Do you have a dairy allergy or intolerance? If yes, oat milk may be an excellent option for you. While there may be a few downsides to consuming oat drinks, these are generally healthy. The protein and carbohydrate content in vegan oat milk exceeds the same quantity in cow’s milk. That and some other aspects of the milk alternative can affect your health in some different ways, including the following.
It May Reduces Your LDL Cholesterol And Serum Cholesterol Levels
As per research, oat milk could lessen the levels of serum cholesterol. The product is possibly effective in reducing the so-called bad cholesterol quantity in the body. Beta-glucans in it can aid in reducing LDL cholesterol and plasma cholesterol levels. Scientists feel that plant-based milk can help to swap unsaturated fat for saturated fat.

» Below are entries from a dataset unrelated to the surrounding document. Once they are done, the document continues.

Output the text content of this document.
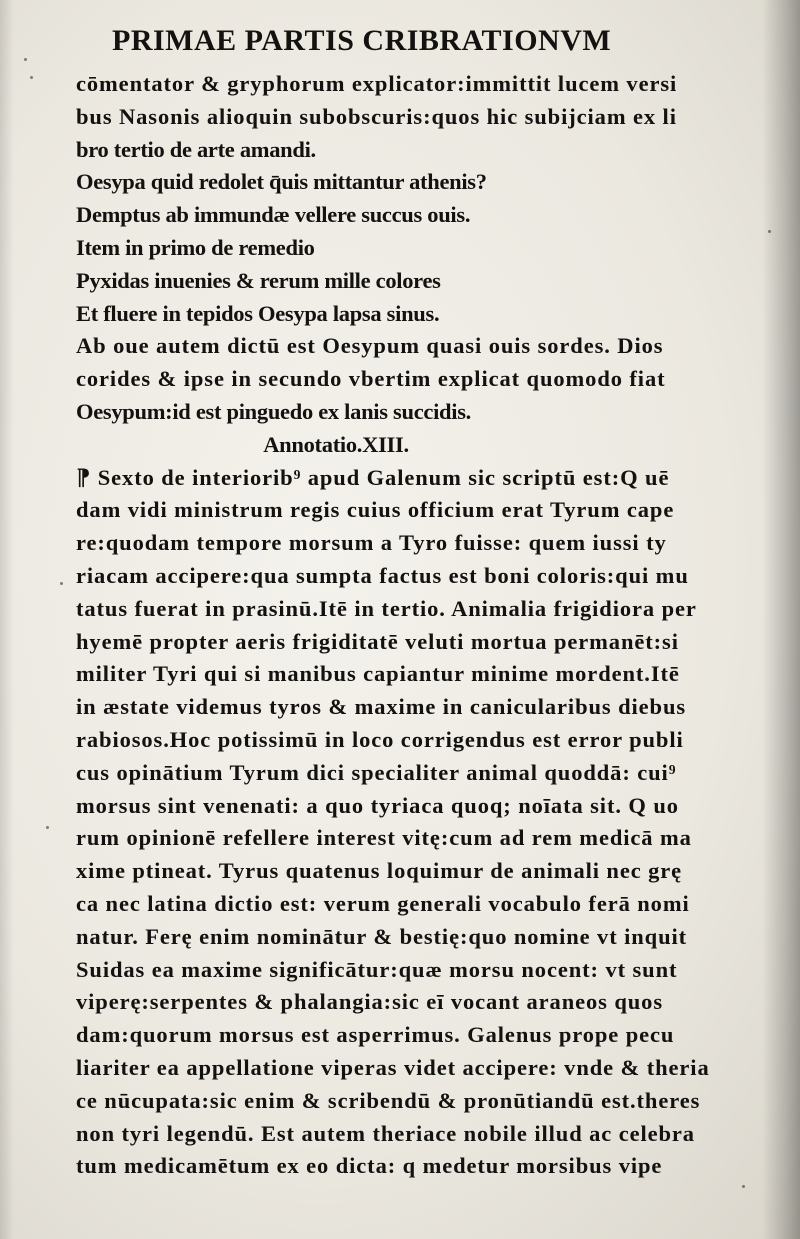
PRIMAE PARTIS CRIBRATIONVM
cōmentator & gryphorum explicator:immittit lucem versi
bus Nasonis alioquin subobscuris:quos hic subijciam ex li
bro tertio de arte amandi.
Oesypa quid redolet q̄uis mittantur athenis?
Demptus ab immundæ vellere succus ouis.
Item in primo de remedio
Pyxidas inuenies & rerum mille colores
Et fluere in tepidos Oesypa lapsa sinus.
Ab oue autem dictū est Oesypum quasi ouis sordes. Dios
corides & ipse in secundo vbertim explicat quomodo fiat
Oesypum:id est pinguedo ex lanis succidis.
Annotatio.XIII.
⁋ Sexto de interiorib⁹ apud Galenum sic scriptū est:Q uē
dam vidi ministrum regis cuius officium erat Tyrum cape
re:quodam tempore morsum a Tyro fuisse: quem iussi ty
riacam accipere:qua sumpta factus est boni coloris:qui mu
tatus fuerat in prasinū.Itē in tertio. Animalia frigidiora per
hyemē propter aeris frigiditatē veluti mortua permanēt:si
militer Tyri qui si manibus capiantur minime mordent.Itē
in æstate videmus tyros & maxime in canicularibus diebus
rabiosos.Hoc potissimū in loco corrigendus est error publi
cus opinātium Tyrum dici specialiter animal quoddā: cui⁹
morsus sint venenati: a quo tyriaca quoq; noīata sit. Q uo
rum opinionē refellere interest vitę:cum ad rem medicā ma
xime ptineat. Tyrus quatenus loquimur de animali nec grę
ca nec latina dictio est: verum generali vocabulo ferā nomi
natur. Ferę enim nominātur & bestię:quo nomine vt inquit
Suidas ea maxime significātur:quæ morsu nocent: vt sunt
viperę:serpentes & phalangia:sic eī vocant araneos quos
dam:quorum morsus est asperrimus. Galenus prope pecu
liariter ea appellatione viperas videt accipere: vnde & theria
ce nūcupata:sic enim & scribendū & pronūtiandū est.theres
non tyri legendū. Est autem theriace nobile illud ac celebra
tum medicamētum ex eo dicta: q medetur morsibus vipe
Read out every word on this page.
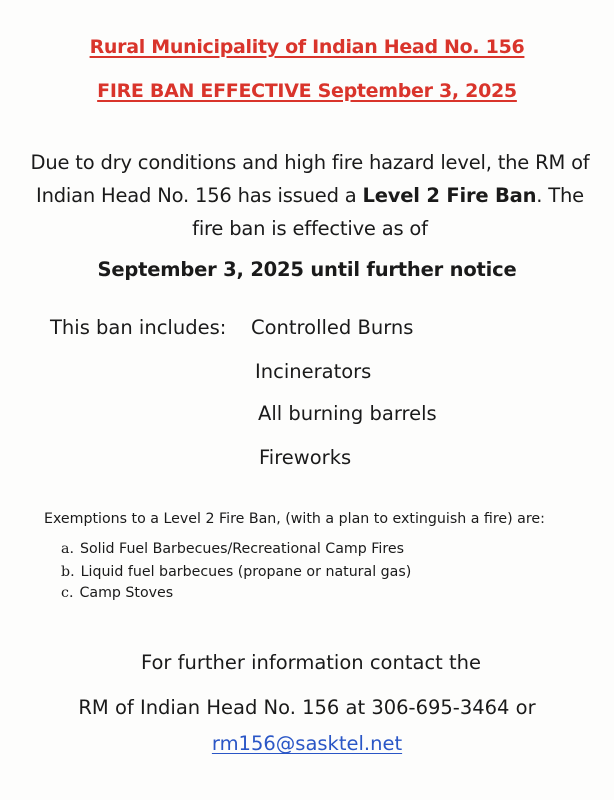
Rural Municipality of Indian Head No. 156
FIRE BAN EFFECTIVE September 3, 2025
Due to dry conditions and high fire hazard level, the RM of Indian Head No. 156 has issued a Level 2 Fire Ban. The fire ban is effective as of
September 3, 2025 until further notice
This ban includes: Controlled Burns
Incinerators
All burning barrels
Fireworks
Exemptions to a Level 2 Fire Ban, (with a plan to extinguish a fire) are:
a. Solid Fuel Barbecues/Recreational Camp Fires
b. Liquid fuel barbecues (propane or natural gas)
c. Camp Stoves
For further information contact the
RM of Indian Head No. 156 at 306-695-3464 or
rm156@sasktel.net
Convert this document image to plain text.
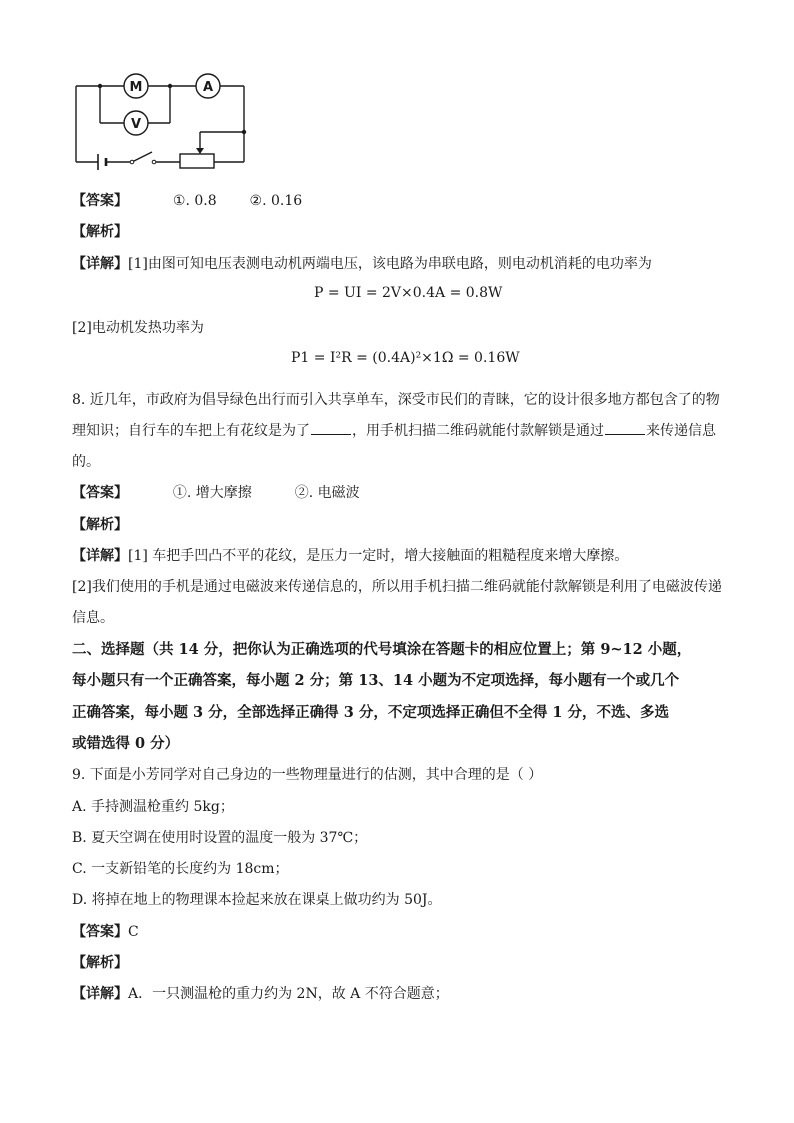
M	A
V
【答案】	①. 0.8 ②. 0.16
【解析】
【详解】[1]由图可知电压表测电动机两端电压，该电路为串联电路，则电动机消耗的电功率为
P = UI = 2V×0.4A = 0.8W
[2]电动机发热功率为
P1 = I²R = (0.4A)²×1Ω = 0.16W
8. 近几年，市政府为倡导绿色出行而引入共享单车，深受市民们的青睐，它的设计很多地方都包含了的物
理知识；自行车的车把上有花纹是为了	，用手机扫描二维码就能付款解锁是通过	来传递信息
的。
【答案】	①. 增大摩擦	②. 电磁波
【解析】
【详解】[1] 车把手凹凸不平的花纹，是压力一定时，增大接触面的粗糙程度来增大摩擦。
[2]我们使用的手机是通过电磁波来传递信息的，所以用手机扫描二维码就能付款解锁是利用了电磁波传递
信息。
二、选择题（共 14 分，把你认为正确选项的代号填涂在答题卡的相应位置上；第 9~12 小题，
每小题只有一个正确答案，每小题 2 分；第 13、14 小题为不定项选择，每小题有一个或几个
正确答案，每小题 3 分，全部选择正确得 3 分，不定项选择正确但不全得 1 分，不选、多选
或错选得 0 分）
9. 下面是小芳同学对自己身边的一些物理量进行的估测，其中合理的是（ ）
A. 手持测温枪重约 5kg；
B. 夏天空调在使用时设置的温度一般为 37℃；
C. 一支新铅笔的长度约为 18cm；
D. 将掉在地上的物理课本捡起来放在课桌上做功约为 50J。
【答案】C
【解析】
【详解】A．一只测温枪的重力约为 2N，故 A 不符合题意；
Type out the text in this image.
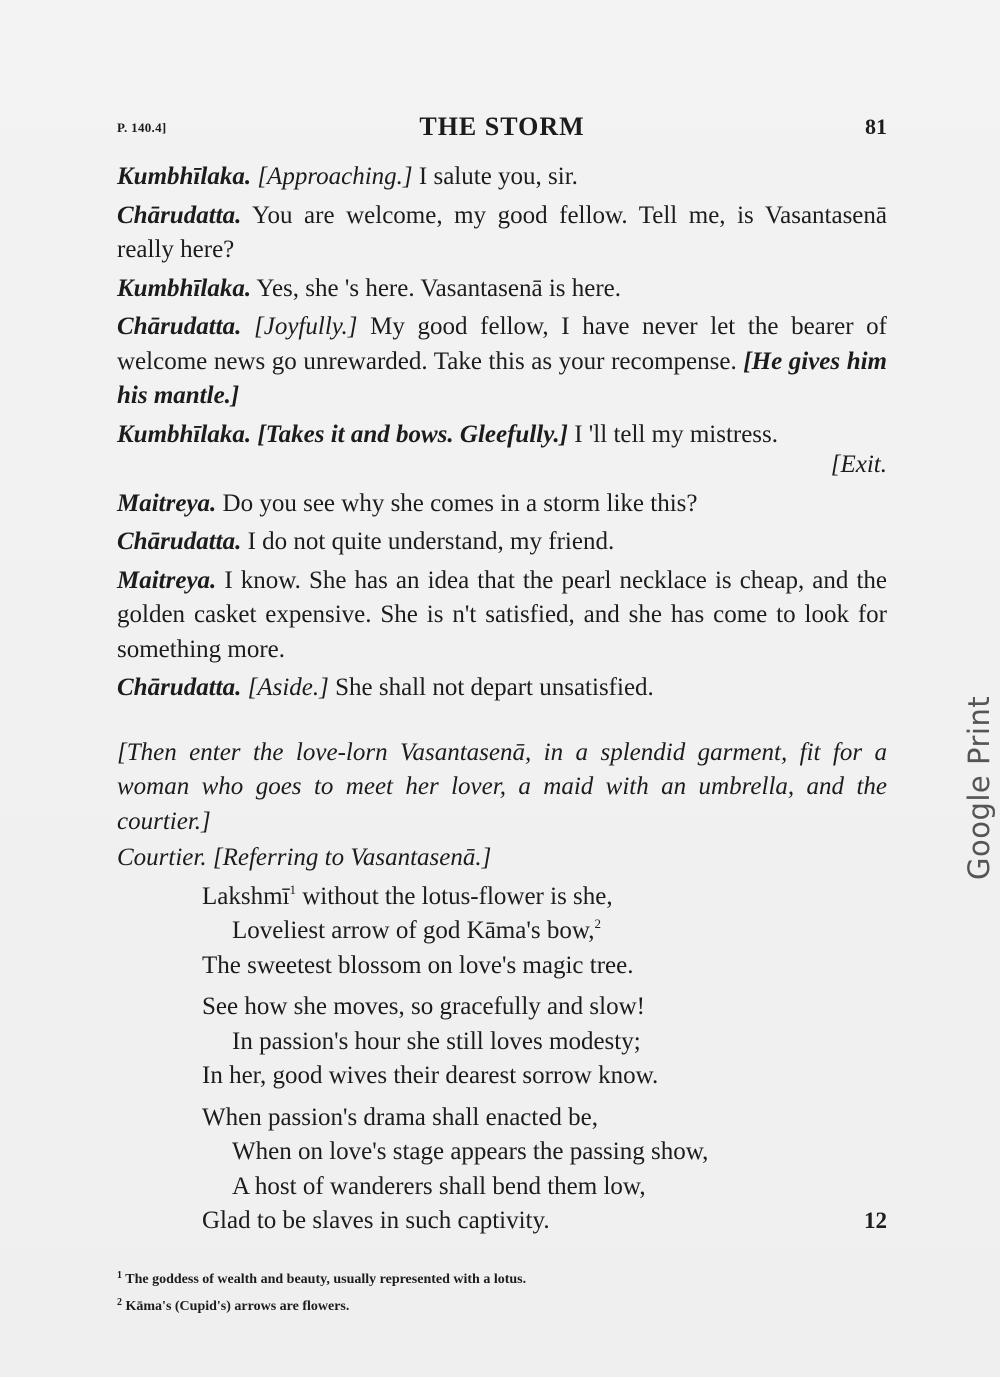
P. 140.4]	THE STORM	81

Kumbhīlaka. [Approaching.] I salute you, sir.

Chārudatta. You are welcome, my good fellow. Tell me, is Vasantasenā really here?

Kumbhīlaka. Yes, she 's here. Vasantasenā is here.

Chārudatta. [Joyfully.] My good fellow, I have never let the bearer of welcome news go unrewarded. Take this as your recompense. [He gives him his mantle.]

Kumbhīlaka. [Takes it and bows. Gleefully.] I 'll tell my mistress.

[Exit.

Maitreya. Do you see why she comes in a storm like this?

Chārudatta. I do not quite understand, my friend.

Maitreya. I know. She has an idea that the pearl necklace is cheap, and the golden casket expensive. She is n't satisfied, and she has come to look for something more.

Chārudatta. [Aside.] She shall not depart unsatisfied.

[Then enter the love-lorn Vasantasenā, in a splendid garment, fit for a woman who goes to meet her lover, a maid with an umbrella, and the courtier.]

Courtier. [Referring to Vasantasenā.]

Lakshmī$^1$ without the lotus-flower is she,
Loveliest arrow of god Kāma's bow,$^2$
The sweetest blossom on love's magic tree.
See how she moves, so gracefully and slow!
In passion's hour she still loves modesty;
In her, good wives their dearest sorrow know.
When passion's drama shall enacted be,
When on love's stage appears the passing show,
A host of wanderers shall bend them low,
Glad to be slaves in such captivity.	12
$^1$ The goddess of wealth and beauty, usually represented with a lotus.
$^2$ Kāma's (Cupid's) arrows are flowers.
Google Print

It Will Give You B Vitamin Boost
The product is usually fortified with vitamin B12 and riboflavin, which are the same vitamins present in the milk derived from cows. The quantities included can vary considerably, but 8 ounces of this product would offer 25% to 100% of America’s labeled daily value (DV). Those two vitamins can help to generate energy through the food items you would usually consume. Vitamin B12 matters much for not only healthy red cells but also nerve cells and the human brain. It is among the best vitamin-type supplements for vegetarians and vegans and is vital for our health.
It Can Help To Keep Human Bones In Good Condition
Drinking 8 ounces of the milk substitute offers a vitamin D, about 0.4 grams of calcium, and other essential substances for bones. Those substances work to keep our bones not only strong but also healthy. For instance, magnesium and vitamin D play a part in calcium absorption. On the other hand, potassium lowers bone breakdown, plus it may contribute to calcium retention.
It Might Make You Less Satiated
Oats are not a protein-rich product, which also applies to the milk substitute made from them. A cup of this dairy alternative has up to about 3,000 milligrams of protein. Conversely, cow’s milk may have around 5,000 milligrams more protein as compared to the oats derivative. Anyhow, there is a way to solve the shortage of the macronutrient in oat drinks. Working oat milk into protein-rich items such as protein powder and a Greek yogurt smoothie possibly aids in staving off your hunger and improving satiety.